Retailers enlist police-like body cams to catch thieves

One of America's major retailers with three famous chains of stores is enlisting police-proven technology to blunt the hundred billion-dollar-plus annual loss from shoplifters and organized criminals.  

Some TJ Maxx, Marshalls and HomeGoods employees are now wearing police-like body cameras to stop rampant theft.

The parent company of those stores, TJX, Is hoping the cameras will help de-escalate incidents.

"I mean it benefits everybody really if they can cut down on the organized crime and retail theft that's been going on," said shopper Gillian Barry of Alameda.

But not everyone agrees. 

"I don't necessarily think it will help much in terms of preventing crime, but it might just help with prosecuting honestly. I feel if people, if they're in need of something, they're gonna take it" said Israel Jones of Alameda.

The cameras will be worn specifically by loss prevention associates who've gone through thorough training on its use, TJX said.

In a survey by the National Retail Federation last year, 35% of major chains said they were researching body cameras for crime prevention.

TJX finance chief John Klinger disclosed the body-camera initiative on an earnings call last month, CNN reported.

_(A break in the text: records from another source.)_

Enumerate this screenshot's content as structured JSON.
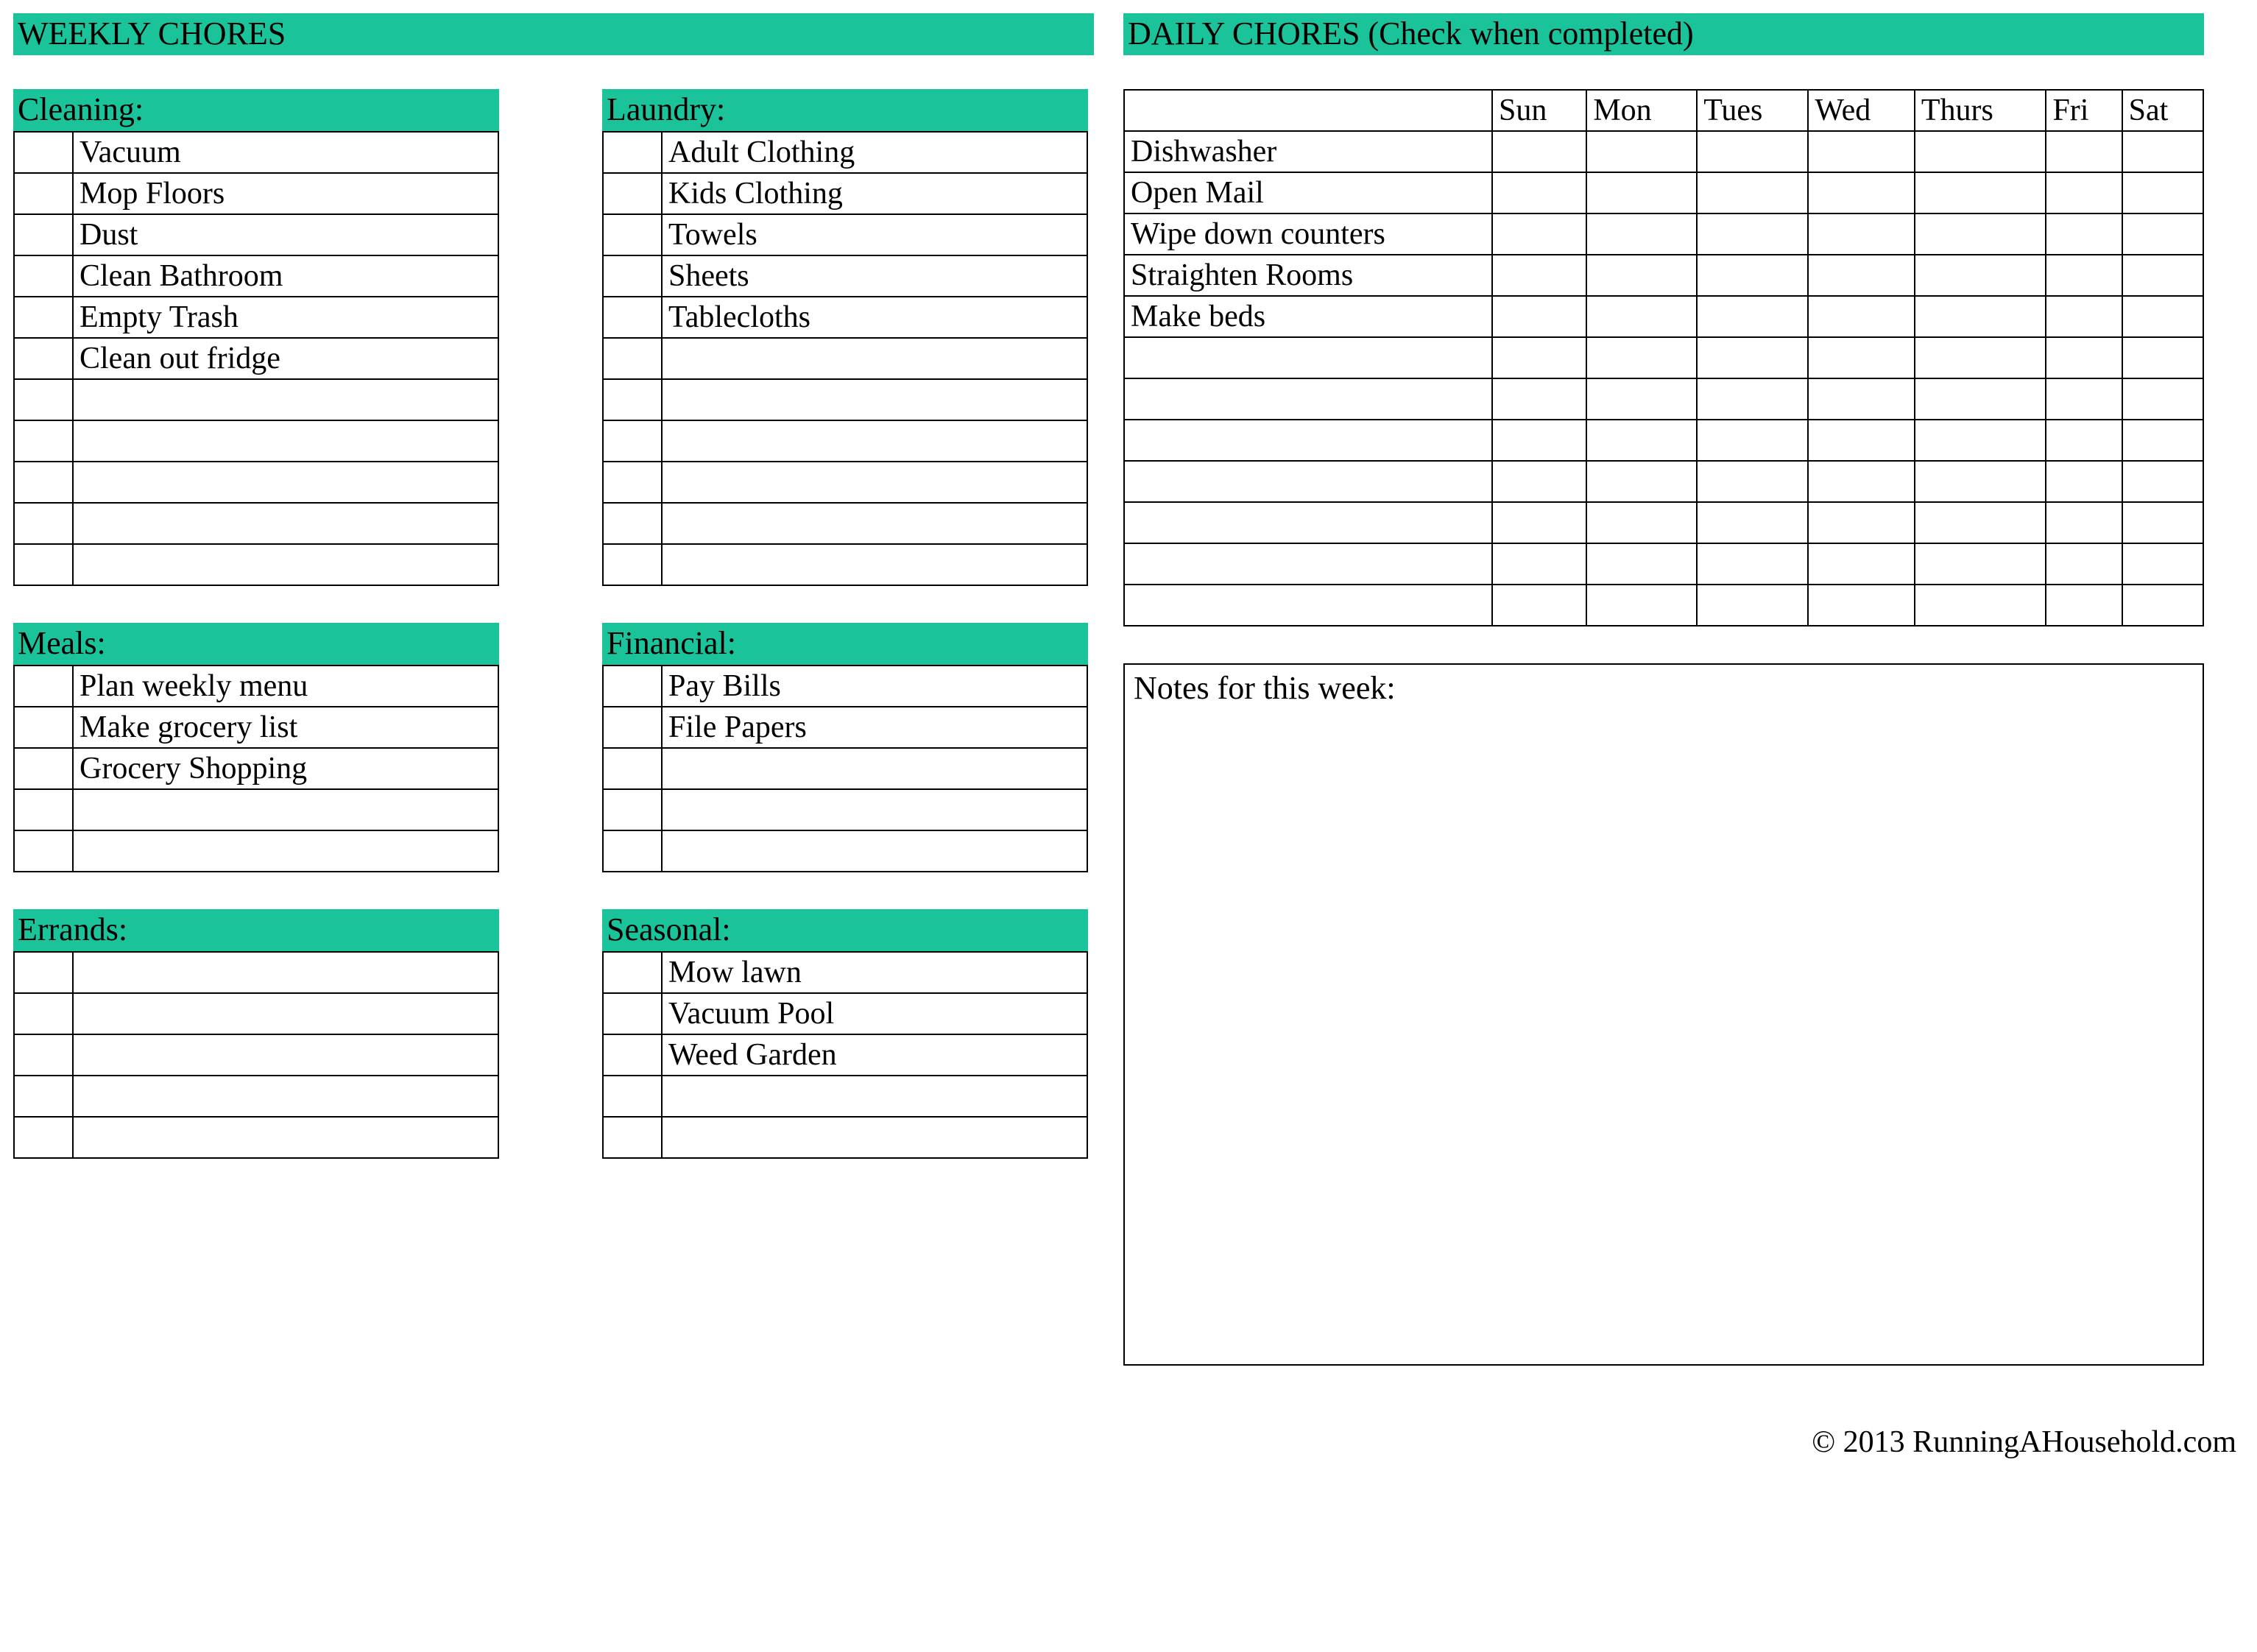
{
  "weekly_banner": "WEEKLY CHORES",
  "daily_banner": "DAILY CHORES (Check when completed)",
  "notes_label": "Notes for this week:",
  "footer": "© 2013 RunningAHousehold.com",
  "days": [
    "Sun",
    "Mon",
    "Tues",
    "Wed",
    "Thurs",
    "Fri",
    "Sat"
  ],
  "weekly": {
    "cleaning": {
      "title": "Cleaning:",
      "rows": 11,
      "items": [
        "Vacuum",
        "Mop Floors",
        "Dust",
        "Clean Bathroom",
        "Empty Trash",
        "Clean out fridge"
      ]
    },
    "laundry": {
      "title": "Laundry:",
      "rows": 11,
      "items": [
        "Adult Clothing",
        "Kids Clothing",
        "Towels",
        "Sheets",
        "Tablecloths"
      ]
    },
    "meals": {
      "title": "Meals:",
      "rows": 5,
      "items": [
        "Plan weekly menu",
        "Make grocery list",
        "Grocery Shopping"
      ]
    },
    "financial": {
      "title": "Financial:",
      "rows": 5,
      "items": [
        "Pay Bills",
        "File Papers"
      ]
    },
    "errands": {
      "title": "Errands:",
      "rows": 5,
      "items": []
    },
    "seasonal": {
      "title": "Seasonal:",
      "rows": 5,
      "items": [
        "Mow lawn",
        "Vacuum Pool",
        "Weed Garden"
      ]
    }
  },
  "daily": {
    "rows": 12,
    "items": [
      "Dishwasher",
      "Open Mail",
      "Wipe down counters",
      "Straighten Rooms",
      "Make beds"
    ]
  }
}
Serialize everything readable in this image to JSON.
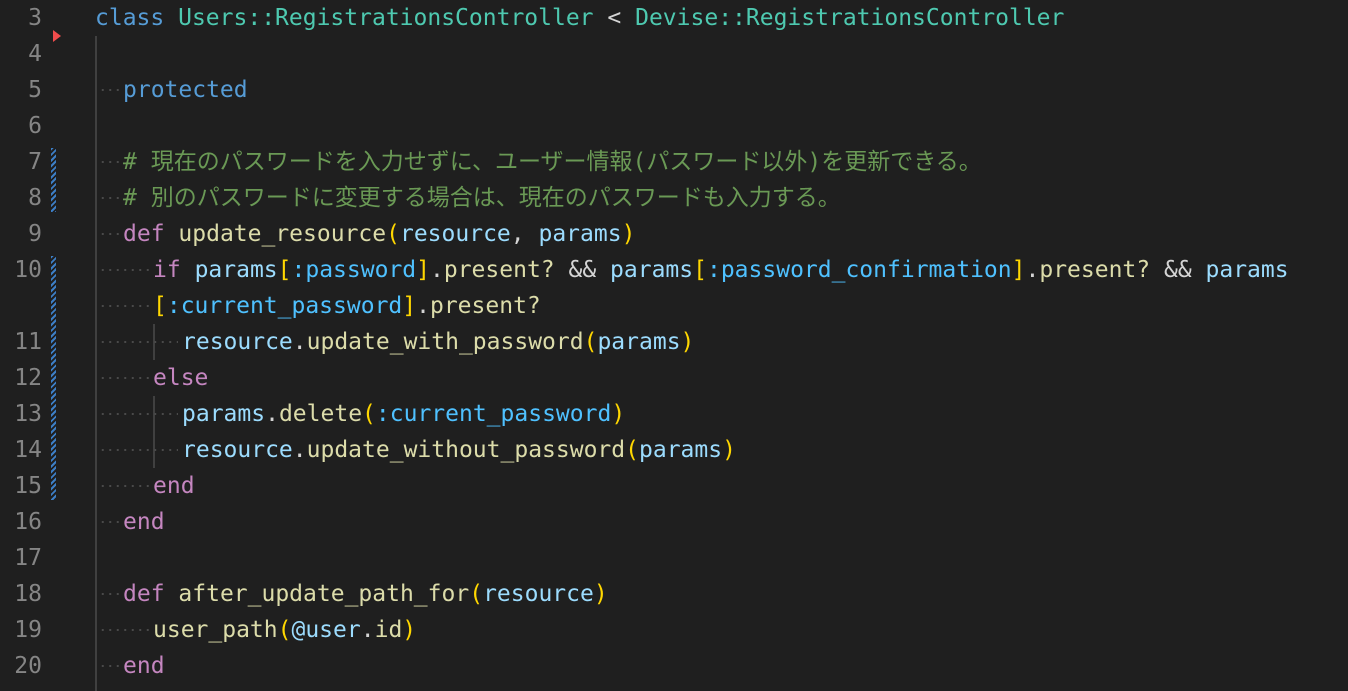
{
  "editor": {
    "lines": [
      {
        "num": "3",
        "tokens": [
          [
            "kwb",
            "class"
          ],
          [
            "plain",
            " "
          ],
          [
            "cls",
            "Users::RegistrationsController"
          ],
          [
            "plain",
            " "
          ],
          [
            "op",
            "<"
          ],
          [
            "plain",
            " "
          ],
          [
            "cls",
            "Devise::RegistrationsController"
          ]
        ]
      },
      {
        "num": "4",
        "tokens": []
      },
      {
        "num": "5",
        "tokens": [
          [
            "kwb",
            "protected"
          ]
        ]
      },
      {
        "num": "6",
        "tokens": []
      },
      {
        "num": "7",
        "tokens": [
          [
            "cm",
            "# 現在のパスワードを入力せずに、ユーザー情報(パスワード以外)を更新できる。"
          ]
        ]
      },
      {
        "num": "8",
        "tokens": [
          [
            "cm",
            "# 別のパスワードに変更する場合は、現在のパスワードも入力する。"
          ]
        ]
      },
      {
        "num": "9",
        "tokens": [
          [
            "kw",
            "def"
          ],
          [
            "plain",
            " "
          ],
          [
            "fn",
            "update_resource"
          ],
          [
            "br",
            "("
          ],
          [
            "var",
            "resource"
          ],
          [
            "plain",
            ", "
          ],
          [
            "var",
            "params"
          ],
          [
            "br",
            ")"
          ]
        ]
      },
      {
        "num": "10",
        "tokens": [
          [
            "kw",
            "if"
          ],
          [
            "plain",
            " "
          ],
          [
            "var",
            "params"
          ],
          [
            "br",
            "["
          ],
          [
            "sym",
            ":password"
          ],
          [
            "br",
            "]"
          ],
          [
            "plain",
            "."
          ],
          [
            "fn",
            "present?"
          ],
          [
            "plain",
            " && "
          ],
          [
            "var",
            "params"
          ],
          [
            "br",
            "["
          ],
          [
            "sym",
            ":password_confirmation"
          ],
          [
            "br",
            "]"
          ],
          [
            "plain",
            "."
          ],
          [
            "fn",
            "present?"
          ],
          [
            "plain",
            " && "
          ],
          [
            "var",
            "params"
          ]
        ]
      },
      {
        "num": "",
        "tokens": [
          [
            "br",
            "["
          ],
          [
            "sym",
            ":current_password"
          ],
          [
            "br",
            "]"
          ],
          [
            "plain",
            "."
          ],
          [
            "fn",
            "present?"
          ]
        ]
      },
      {
        "num": "11",
        "tokens": [
          [
            "var",
            "resource"
          ],
          [
            "plain",
            "."
          ],
          [
            "fn",
            "update_with_password"
          ],
          [
            "br",
            "("
          ],
          [
            "var",
            "params"
          ],
          [
            "br",
            ")"
          ]
        ]
      },
      {
        "num": "12",
        "tokens": [
          [
            "kw",
            "else"
          ]
        ]
      },
      {
        "num": "13",
        "tokens": [
          [
            "var",
            "params"
          ],
          [
            "plain",
            "."
          ],
          [
            "fn",
            "delete"
          ],
          [
            "br",
            "("
          ],
          [
            "sym",
            ":current_password"
          ],
          [
            "br",
            ")"
          ]
        ]
      },
      {
        "num": "14",
        "tokens": [
          [
            "var",
            "resource"
          ],
          [
            "plain",
            "."
          ],
          [
            "fn",
            "update_without_password"
          ],
          [
            "br",
            "("
          ],
          [
            "var",
            "params"
          ],
          [
            "br",
            ")"
          ]
        ]
      },
      {
        "num": "15",
        "tokens": [
          [
            "kw",
            "end"
          ]
        ]
      },
      {
        "num": "16",
        "tokens": [
          [
            "kw",
            "end"
          ]
        ]
      },
      {
        "num": "17",
        "tokens": []
      },
      {
        "num": "18",
        "tokens": [
          [
            "kw",
            "def"
          ],
          [
            "plain",
            " "
          ],
          [
            "fn",
            "after_update_path_for"
          ],
          [
            "br",
            "("
          ],
          [
            "var",
            "resource"
          ],
          [
            "br",
            ")"
          ]
        ]
      },
      {
        "num": "19",
        "tokens": [
          [
            "fn",
            "user_path"
          ],
          [
            "br",
            "("
          ],
          [
            "ivar",
            "@user"
          ],
          [
            "plain",
            "."
          ],
          [
            "fn",
            "id"
          ],
          [
            "br",
            ")"
          ]
        ]
      },
      {
        "num": "20",
        "tokens": [
          [
            "kw",
            "end"
          ]
        ]
      }
    ]
  },
  "colors": {
    "background": "#1f1f1f",
    "line_number": "#858585",
    "keyword": "#c586c0",
    "keyword_blue": "#569cd6",
    "class_name": "#4ec9b0",
    "function": "#dcdcaa",
    "variable": "#9cdcfe",
    "symbol": "#4fc1ff",
    "bracket": "#ffd700",
    "comment": "#6a9955",
    "modified_gutter": "#3c7ec6",
    "breakpoint": "#f14c4c"
  }
}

"It’s almost like a de-escalation, where people are less likely to do something when they’re being videotaped," he said.

One TJ Maxx retail worker in Florida told CNN that body cameras were "just for show" and their presence did not make employees feel any safer.

The job of these security workers "was to just stand there with the tactical vest labeled ‘security,’ and the camera mounted on the vest," said the employee. "It feels like the implementation of this program with the cameras isn’t meant to achieve anything, but rather just something the company can point to" to say it is improving security.

Security experts told KTVU that there are downsides to the cameras: professional criminals are not intimidated or deterred by body cams, the cameras do not necessarily prevent assaults, many folks believe the justice system will just let thieves go, and some honest customers may be offended by the body cams. 

Video footage is only shared upon request by law enforcement or in response to a subpoena.  

"We hope that these body cameras will help us de-escalate incidents, deter crime, and demonstrate to our Associates and customers that we take safety in our stores seriously," TJX said.

"This is an issue that the industry, that our lawmakers, our local communities…the Department of Homeland Security, we need to work together to solve this issue because we need to keep prices low for our customers," Walmart CEO John Ferner said.

In other words: marshal the forces, protect the price of home goods and do it to the max.